Carbon molecular sieve is a black, cylindrical carbon adsorbent with a network of very fine micropores. It is not a zeolite and it behaves unlike ordinary activated carbon: the pore openings are engineered to sit right at the size difference between an oxygen and a nitrogen molecule. Oxygen, the slightly smaller molecule, diffuses into those pores faster than nitrogen, and that single difference in speed is what a PSA nitrogen generator turns into product.
In the generator, dry compressed air is pushed onto a bed of CMS and held for a few seconds. In that short time oxygen races into the carbon while most of the nitrogen has no chance to be adsorbed and flows out as nitrogen-rich product. The bed is then dropped to atmospheric pressure, the oxygen desorbs and is vented, and the carbon is ready for the next batch — two beds alternate so nitrogen comes out steadily.

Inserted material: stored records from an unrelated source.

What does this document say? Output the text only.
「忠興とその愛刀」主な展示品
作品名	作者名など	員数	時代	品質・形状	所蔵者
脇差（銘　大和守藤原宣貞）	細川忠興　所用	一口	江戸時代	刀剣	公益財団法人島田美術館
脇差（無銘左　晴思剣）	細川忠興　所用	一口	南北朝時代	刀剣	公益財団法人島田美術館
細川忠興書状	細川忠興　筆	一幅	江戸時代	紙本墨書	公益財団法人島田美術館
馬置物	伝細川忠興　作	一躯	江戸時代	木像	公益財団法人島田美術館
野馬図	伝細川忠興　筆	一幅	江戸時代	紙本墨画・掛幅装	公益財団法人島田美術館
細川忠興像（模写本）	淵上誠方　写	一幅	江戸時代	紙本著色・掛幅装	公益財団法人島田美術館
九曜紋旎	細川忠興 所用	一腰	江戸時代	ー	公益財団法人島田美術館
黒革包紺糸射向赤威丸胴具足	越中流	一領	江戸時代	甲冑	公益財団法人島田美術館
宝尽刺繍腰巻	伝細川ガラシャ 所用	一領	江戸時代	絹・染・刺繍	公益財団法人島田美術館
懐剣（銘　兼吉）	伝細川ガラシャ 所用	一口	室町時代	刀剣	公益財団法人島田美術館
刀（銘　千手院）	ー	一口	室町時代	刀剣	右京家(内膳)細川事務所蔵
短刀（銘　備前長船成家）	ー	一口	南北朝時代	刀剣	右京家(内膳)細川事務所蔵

Running cold at modest pressure and regenerating on pressure alone, PSA nitrogen with CMS is cheaper to install and operate than a cryogenic nitrogen plant, and it starts in minutes.
How much purity you actually need depends on the job:
| Nitrogen purity | Typical use |
|---|
| 95 to 99% | Tank blanketing, purging, fire prevention, general inerting |
| 99 to 99.9% | Food packaging, chemical processing, plastics and rubber |
| 99.99% and above | Electronics, laser cutting, heat treatment, laboratories |
Two things protect a CMS charge. First, the feed air must be clean and dry, because oil droplets and liquid water from the compressor coat the carbon and blunt its rate selectivity, so a coalescing filter and dryer sit ahead of the beds. Second, the higher grades such as CMS-260 and CMS-280 give more nitrogen from the same vessel, so matching the grade to the purity and flow keeps the running cost down. Kept clean and cycled within its range, a CMS bed holds its performance for many years.